Oliver defended his castle with skill and daring. Contemporary accounts credit Oliver’s efforts to his military adviser, Edwardus de Johnes. Little is known of this man, around whom a Merlin-like mythology grew up: it was said he could vanish in a flash of light. The chronicler Audreim says Johnes came from Oxford, but other accounts say he was Milanese. Since he traveled with a team of young assistants, he was most likely an itinerant expert, hiring himself out to whoever paid for his services.
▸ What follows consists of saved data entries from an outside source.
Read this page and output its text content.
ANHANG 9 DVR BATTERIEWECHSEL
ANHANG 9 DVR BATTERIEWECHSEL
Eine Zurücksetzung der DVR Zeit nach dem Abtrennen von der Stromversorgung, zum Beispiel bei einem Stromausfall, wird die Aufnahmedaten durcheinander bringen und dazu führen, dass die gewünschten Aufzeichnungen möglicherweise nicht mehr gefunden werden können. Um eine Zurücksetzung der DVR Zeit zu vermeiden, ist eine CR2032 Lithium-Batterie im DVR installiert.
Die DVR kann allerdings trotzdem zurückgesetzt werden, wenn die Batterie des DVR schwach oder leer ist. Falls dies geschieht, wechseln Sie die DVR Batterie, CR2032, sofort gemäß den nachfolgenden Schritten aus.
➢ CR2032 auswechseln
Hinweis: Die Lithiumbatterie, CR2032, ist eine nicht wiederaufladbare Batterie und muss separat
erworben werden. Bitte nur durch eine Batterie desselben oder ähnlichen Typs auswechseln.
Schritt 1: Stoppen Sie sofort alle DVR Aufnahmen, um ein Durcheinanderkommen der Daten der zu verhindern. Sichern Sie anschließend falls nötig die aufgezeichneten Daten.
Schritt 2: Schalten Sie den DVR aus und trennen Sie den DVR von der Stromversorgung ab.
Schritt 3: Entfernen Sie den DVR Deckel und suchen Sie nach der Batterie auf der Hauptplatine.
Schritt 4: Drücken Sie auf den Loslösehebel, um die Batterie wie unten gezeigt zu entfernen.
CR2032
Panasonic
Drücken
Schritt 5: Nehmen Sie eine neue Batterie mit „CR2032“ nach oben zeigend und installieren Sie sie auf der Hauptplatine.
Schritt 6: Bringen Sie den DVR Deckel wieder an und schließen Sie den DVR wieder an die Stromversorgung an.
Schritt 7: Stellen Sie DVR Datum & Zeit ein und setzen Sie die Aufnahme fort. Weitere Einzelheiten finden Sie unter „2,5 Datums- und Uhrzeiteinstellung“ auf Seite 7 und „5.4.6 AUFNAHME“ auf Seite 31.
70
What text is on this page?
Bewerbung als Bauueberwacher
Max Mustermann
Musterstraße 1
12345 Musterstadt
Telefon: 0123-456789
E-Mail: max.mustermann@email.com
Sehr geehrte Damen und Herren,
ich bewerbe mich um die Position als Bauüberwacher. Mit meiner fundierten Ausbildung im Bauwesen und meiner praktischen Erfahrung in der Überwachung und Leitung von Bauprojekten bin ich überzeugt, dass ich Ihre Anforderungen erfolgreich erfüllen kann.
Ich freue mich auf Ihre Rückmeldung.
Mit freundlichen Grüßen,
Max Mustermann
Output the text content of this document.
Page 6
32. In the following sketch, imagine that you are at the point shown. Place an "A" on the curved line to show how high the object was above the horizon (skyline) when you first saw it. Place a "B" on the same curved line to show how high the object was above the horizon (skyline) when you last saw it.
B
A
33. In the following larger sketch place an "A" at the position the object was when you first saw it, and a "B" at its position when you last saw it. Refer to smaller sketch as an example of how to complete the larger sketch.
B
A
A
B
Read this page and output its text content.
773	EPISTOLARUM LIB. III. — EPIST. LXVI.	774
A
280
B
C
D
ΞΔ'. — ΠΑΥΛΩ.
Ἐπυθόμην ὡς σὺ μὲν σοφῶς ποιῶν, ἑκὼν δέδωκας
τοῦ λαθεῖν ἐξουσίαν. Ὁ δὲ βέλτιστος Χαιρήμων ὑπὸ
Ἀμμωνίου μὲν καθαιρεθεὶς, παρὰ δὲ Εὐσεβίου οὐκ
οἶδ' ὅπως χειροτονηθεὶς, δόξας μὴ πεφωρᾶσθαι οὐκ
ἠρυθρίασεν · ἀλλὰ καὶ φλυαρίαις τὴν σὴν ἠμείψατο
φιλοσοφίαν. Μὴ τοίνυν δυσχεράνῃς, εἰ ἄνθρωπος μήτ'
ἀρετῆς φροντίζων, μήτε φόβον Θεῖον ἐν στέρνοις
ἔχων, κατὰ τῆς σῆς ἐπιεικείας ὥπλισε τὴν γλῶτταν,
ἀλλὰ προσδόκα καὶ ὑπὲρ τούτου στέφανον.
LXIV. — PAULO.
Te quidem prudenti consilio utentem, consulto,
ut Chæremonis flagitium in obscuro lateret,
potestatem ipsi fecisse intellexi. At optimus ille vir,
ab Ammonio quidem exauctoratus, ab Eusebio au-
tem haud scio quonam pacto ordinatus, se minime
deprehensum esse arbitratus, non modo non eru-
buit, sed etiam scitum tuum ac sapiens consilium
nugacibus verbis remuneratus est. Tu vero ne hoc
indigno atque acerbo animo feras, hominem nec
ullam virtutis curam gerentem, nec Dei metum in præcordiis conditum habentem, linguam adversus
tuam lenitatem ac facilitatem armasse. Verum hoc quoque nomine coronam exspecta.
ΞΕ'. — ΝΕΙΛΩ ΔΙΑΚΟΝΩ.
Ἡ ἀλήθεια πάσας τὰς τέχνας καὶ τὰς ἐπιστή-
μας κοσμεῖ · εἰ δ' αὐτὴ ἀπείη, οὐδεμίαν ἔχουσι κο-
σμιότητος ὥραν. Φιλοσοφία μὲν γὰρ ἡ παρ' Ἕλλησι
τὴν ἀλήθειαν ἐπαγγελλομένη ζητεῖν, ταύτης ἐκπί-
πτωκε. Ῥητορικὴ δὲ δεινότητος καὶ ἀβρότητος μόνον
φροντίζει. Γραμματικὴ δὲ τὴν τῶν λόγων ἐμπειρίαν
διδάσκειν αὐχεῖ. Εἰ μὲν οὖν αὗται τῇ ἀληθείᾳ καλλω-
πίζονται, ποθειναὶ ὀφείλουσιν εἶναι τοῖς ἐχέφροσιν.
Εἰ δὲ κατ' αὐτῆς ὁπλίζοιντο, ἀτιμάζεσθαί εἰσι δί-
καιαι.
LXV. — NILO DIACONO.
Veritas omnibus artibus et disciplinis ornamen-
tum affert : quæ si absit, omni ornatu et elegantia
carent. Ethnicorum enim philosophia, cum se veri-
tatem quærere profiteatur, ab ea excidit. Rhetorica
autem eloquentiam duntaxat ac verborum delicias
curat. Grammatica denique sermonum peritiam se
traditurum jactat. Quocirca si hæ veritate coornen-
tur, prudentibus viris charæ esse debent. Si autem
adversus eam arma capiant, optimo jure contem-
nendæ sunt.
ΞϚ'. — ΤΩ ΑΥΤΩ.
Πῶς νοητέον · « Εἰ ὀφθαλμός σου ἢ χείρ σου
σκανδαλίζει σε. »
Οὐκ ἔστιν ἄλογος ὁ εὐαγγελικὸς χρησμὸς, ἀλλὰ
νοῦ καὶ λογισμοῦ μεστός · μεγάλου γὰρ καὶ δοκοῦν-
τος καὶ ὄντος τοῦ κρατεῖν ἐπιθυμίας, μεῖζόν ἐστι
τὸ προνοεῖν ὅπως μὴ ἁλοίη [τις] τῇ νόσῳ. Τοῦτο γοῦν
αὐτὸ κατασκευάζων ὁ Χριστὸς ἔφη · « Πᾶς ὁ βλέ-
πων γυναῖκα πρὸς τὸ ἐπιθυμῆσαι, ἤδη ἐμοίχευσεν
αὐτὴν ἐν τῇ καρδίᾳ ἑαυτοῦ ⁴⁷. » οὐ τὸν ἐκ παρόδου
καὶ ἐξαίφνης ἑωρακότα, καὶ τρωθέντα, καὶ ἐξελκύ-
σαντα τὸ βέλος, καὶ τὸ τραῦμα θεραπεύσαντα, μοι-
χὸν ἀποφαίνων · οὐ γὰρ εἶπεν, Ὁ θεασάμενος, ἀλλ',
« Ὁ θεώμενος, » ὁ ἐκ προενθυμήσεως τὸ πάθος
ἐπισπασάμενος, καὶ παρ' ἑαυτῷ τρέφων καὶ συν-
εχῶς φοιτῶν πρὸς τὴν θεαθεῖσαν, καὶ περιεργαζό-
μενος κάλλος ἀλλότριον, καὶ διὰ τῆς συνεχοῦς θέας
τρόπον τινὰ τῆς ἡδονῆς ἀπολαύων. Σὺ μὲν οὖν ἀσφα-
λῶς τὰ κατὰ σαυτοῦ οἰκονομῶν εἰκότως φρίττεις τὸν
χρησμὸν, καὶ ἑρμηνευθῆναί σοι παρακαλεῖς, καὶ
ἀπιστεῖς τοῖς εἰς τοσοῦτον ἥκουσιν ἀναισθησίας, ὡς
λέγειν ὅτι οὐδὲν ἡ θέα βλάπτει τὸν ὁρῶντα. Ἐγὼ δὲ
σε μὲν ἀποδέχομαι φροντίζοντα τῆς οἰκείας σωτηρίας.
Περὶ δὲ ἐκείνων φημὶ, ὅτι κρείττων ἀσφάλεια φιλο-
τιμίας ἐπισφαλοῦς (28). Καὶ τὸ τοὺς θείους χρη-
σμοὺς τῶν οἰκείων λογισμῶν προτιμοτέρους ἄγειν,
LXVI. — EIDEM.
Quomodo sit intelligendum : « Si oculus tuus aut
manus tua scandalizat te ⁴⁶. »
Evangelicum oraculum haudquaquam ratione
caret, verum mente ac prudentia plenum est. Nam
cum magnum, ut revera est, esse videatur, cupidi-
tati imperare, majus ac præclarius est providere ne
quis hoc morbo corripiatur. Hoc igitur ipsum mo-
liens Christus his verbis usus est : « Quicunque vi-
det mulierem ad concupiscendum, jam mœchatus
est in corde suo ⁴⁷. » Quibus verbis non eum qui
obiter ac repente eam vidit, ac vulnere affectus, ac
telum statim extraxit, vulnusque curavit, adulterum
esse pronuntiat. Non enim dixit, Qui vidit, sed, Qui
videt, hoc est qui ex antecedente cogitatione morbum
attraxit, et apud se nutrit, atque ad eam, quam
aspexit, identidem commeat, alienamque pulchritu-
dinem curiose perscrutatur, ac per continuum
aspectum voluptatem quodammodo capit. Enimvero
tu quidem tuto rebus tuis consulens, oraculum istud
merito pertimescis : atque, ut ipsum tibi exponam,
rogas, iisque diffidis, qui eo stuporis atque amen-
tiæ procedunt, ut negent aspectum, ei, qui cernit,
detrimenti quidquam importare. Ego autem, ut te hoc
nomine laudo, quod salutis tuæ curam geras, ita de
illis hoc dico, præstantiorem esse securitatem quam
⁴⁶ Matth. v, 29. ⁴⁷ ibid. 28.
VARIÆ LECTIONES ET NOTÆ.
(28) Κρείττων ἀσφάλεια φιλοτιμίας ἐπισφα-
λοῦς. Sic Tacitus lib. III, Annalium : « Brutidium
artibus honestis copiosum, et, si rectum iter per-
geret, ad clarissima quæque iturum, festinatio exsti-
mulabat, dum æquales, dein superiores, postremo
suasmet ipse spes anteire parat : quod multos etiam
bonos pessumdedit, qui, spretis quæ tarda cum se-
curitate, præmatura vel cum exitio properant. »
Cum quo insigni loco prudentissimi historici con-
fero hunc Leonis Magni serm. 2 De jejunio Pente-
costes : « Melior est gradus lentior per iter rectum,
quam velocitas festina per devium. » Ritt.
He was schooled in the use of gunpowder and artillery, a technology new at that time. . . .
Ultimately, Oliver lost his impregnable castle when a spy opened an inside passage, allowing the Archpriest’s soldiers to enter. Such betrayals were typical of the complex intrigues of that time.
From The Hundred Years War in France
by M. D. Backes, 1996
“Anyone who is not shocked by quantum theory does not understand it.”
NEILS BOHR, 1927
“Nobody understands quantum theory.”
RICHARD FEYNMAN, 1967
* * *
He should never have taken that shortcut.
Dan Baker winced as his new Mercedes S500 sedan bounced down the dirt road, heading deeper into the Navajo reservation in northern Arizona. Around them, the landscape was increasingly desolate: distant red mesas to the east, flat desert stretching away in the west. They had passed a village half an hour earlier — dusty houses, a church and a small school, huddled against a cliff — but since then, they’d seen nothing at all, not even a fence. Just empty red desert. They hadn’t seen another car for an hour. Now it was noon, the sun glaring down at them. Baker, a forty-year-old building contractor in Phoenix, was beginning to feel uneasy. Especially since his wife, an architect, was one of those artistic people who wasn’t practical about things like gas and water. His tank was half-empty. And the car was starting to run hot.